You continue to smile at me as I feel all the small bones and cartilage in your foot move back and forth. “What do you want for breakfast? Want me to make you pancakes?” Your peace offering will never take the shape of an apology, but will always be an act of love and service - on your terms, of course, which have become our terms.
“Sure,” I hear myself say, “pancakes sound great.”
Many years later, my armor fully grown but filled with gaps of unhealed wounds, I am left with one resounding thought: Is manipulation inherent in love?

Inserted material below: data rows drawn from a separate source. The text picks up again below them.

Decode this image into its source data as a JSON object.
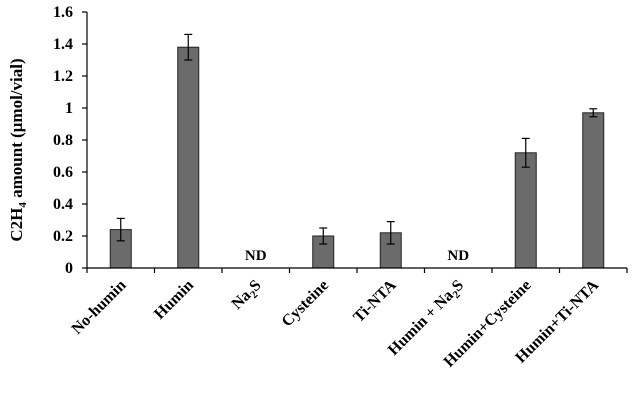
{
  "chart_data": {
    "type": "bar",
    "ylabel": "C2H4 amount (μmol/vial)",
    "ylim": [
      0,
      1.6
    ],
    "yticks": [
      "0",
      "0.2",
      "0.4",
      "0.6",
      "0.8",
      "1",
      "1.2",
      "1.4",
      "1.6"
    ],
    "categories": [
      "No-humin",
      "Humin",
      "Na2S",
      "Cysteine",
      "Ti-NTA",
      "Humin + Na2S",
      "Humin+Cysteine",
      "Humin+Ti-NTA"
    ],
    "values": [
      0.24,
      1.38,
      null,
      0.2,
      0.22,
      null,
      0.72,
      0.97
    ],
    "errors": [
      0.07,
      0.08,
      null,
      0.05,
      0.07,
      null,
      0.09,
      0.025
    ],
    "annotations": [
      "",
      "",
      "ND",
      "",
      "",
      "ND",
      "",
      ""
    ],
    "bar_color": "#6b6b6b",
    "grid": false
  }
}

Can you separate the two? If you can, what does love sans manipulation even look like? Feel like? Sound like? Do those hearts ache, too?
Sometimes, I stare at my feet and remark how much they look like yours. Sometimes, I’ll feel my own small bones and cartilage. Sometimes, I miss the feeling of being desperately needed.
We, as products of our parents, are left with the genetic reminders of our most powerful relationships, the ones in which we first learn how to love, how to relate to the world, how to treat ourselves, how to protect ourselves, how to harm ourselves, how to let others harm us.
And, suddenly, as if I forgot I made the choice myself, I always end up with vampire’s blood on my toenails.